Dunterlie Park
- Location: Barrhead, Scotland
- Coordinates: 55°48′20″N 4°23′02″W﻿ / ﻿55.8056°N 4.3838°W
- Surface: Grass
- Record attendance: 6,000

Construction
- Opened: 1882
- Closed: 1906

Tenant
- Arthurlie

= Dunterlie Park (1882–1906) =

Football ground in Barrhead, Scotland

Dunterlie Park was a football ground in Barrhead, Scotland. It was the home ground of Arthurlie between 1882 and 1906, and was the first of three grounds to bear the same name.

==History==
Arthurlie moved to Dunterlie Park in 1882 from their Cross Arthurlie ground. The club was elected to Division Two of the Scottish Football League in 1901, and the first SFL match was played at the ground on 24 August 1901 when Port Glasgow Athletic were beaten 3–1.

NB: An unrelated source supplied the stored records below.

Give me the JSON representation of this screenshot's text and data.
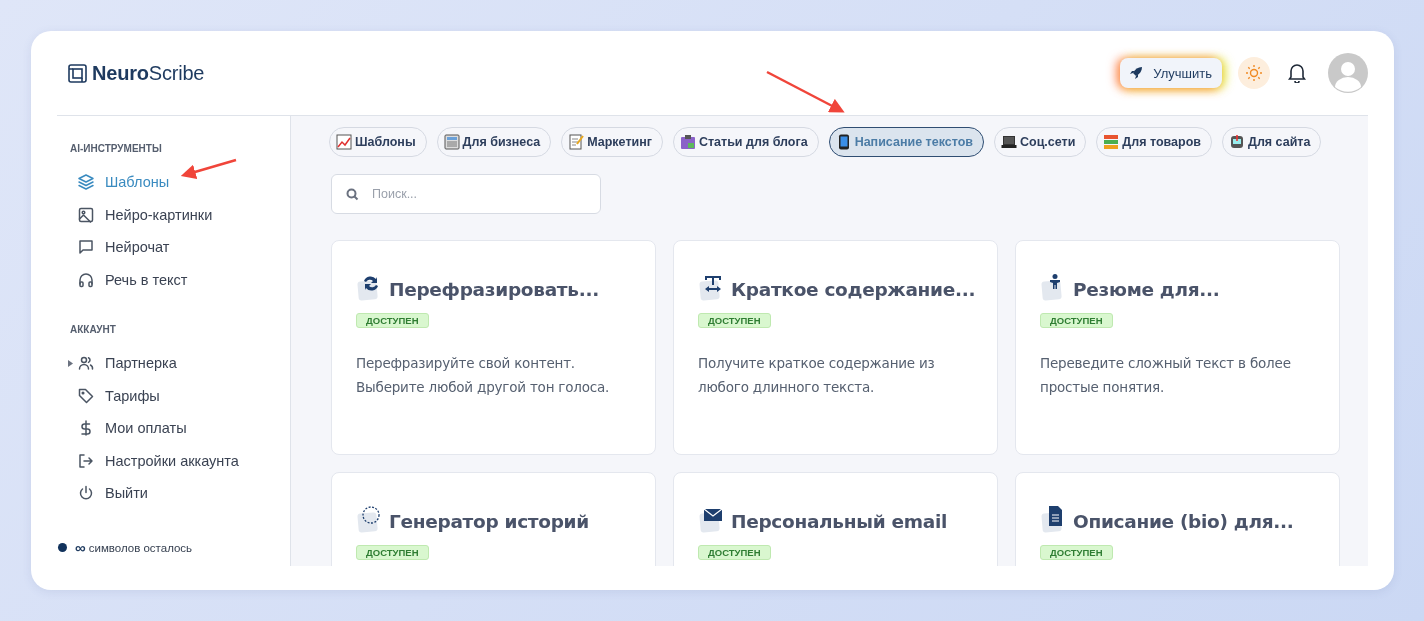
{
  "brand": {
    "name": "**Neuro**Scribe"
  },
  "header": {
    "upgrade_button": "Улучшить"
  },
  "sidebar": {
    "sections": [
      {
        "title": "AI-ИНСТРУМЕНТЫ",
        "items": [
          {
            "label": "Шаблоны",
            "selected": true
          },
          {
            "label": "Нейро-картинки",
            "selected": false
          },
          {
            "label": "Нейрочат",
            "selected": false
          },
          {
            "label": "Речь в текст",
            "selected": false
          }
        ]
      },
      {
        "title": "АККАУНТ",
        "items": [
          {
            "label": "Партнерка",
            "selected": false,
            "expanded": false
          },
          {
            "label": "Тарифы",
            "selected": false
          },
          {
            "label": "Мои оплаты",
            "selected": false
          },
          {
            "label": "Настройки аккаунта",
            "selected": false
          },
          {
            "label": "Выйти",
            "selected": false
          }
        ]
      }
    ],
    "footer": {
      "symbol": "∞",
      "text": "символов осталось"
    }
  },
  "categories": [
    {
      "label": "Шаблоны",
      "selected": false
    },
    {
      "label": "Для бизнеса",
      "selected": false
    },
    {
      "label": "Маркетинг",
      "selected": false
    },
    {
      "label": "Статьи для блога",
      "selected": false
    },
    {
      "label": "Написание текстов",
      "selected": true
    },
    {
      "label": "Соц.сети",
      "selected": false
    },
    {
      "label": "Для товаров",
      "selected": false
    },
    {
      "label": "Для сайта",
      "selected": false
    }
  ],
  "search": {
    "placeholder": "Поиск..."
  },
  "templates": [
    {
      "title": "Перефразировать...",
      "status": "ДОСТУПЕН",
      "description": "Перефразируйте свой контент. Выберите любой другой тон голоса."
    },
    {
      "title": "Краткое содержание...",
      "status": "ДОСТУПЕН",
      "description": "Получите краткое содержание из любого длинного текста."
    },
    {
      "title": "Резюме для...",
      "status": "ДОСТУПЕН",
      "description": "Переведите сложный текст в более простые понятия."
    },
    {
      "title": "Генератор историй",
      "status": "ДОСТУПЕН"
    },
    {
      "title": "Персональный email",
      "status": "ДОСТУПЕН"
    },
    {
      "title": "Описание (bio) для...",
      "status": "ДОСТУПЕН"
    }
  ]
}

Although the ground had no spectator facilities (the sole structure being a pavilion behind the southern end of the pitch), its probable record attendance was 6,000, set for a Scottish Cup first round against Rangers on 27 January 1906, a game which Arthurlie lost 7–1. Arthurlie left the ground later in the year to move to a new stadium, also named Dunterlie Park. Their final league match at the first Dunterlie Park was played on 7 April 1906, a 3–1 defeat to Hamilton Academical. The site was later used for housing, with Rufflees Avenue built through the middle of where the pitch had been.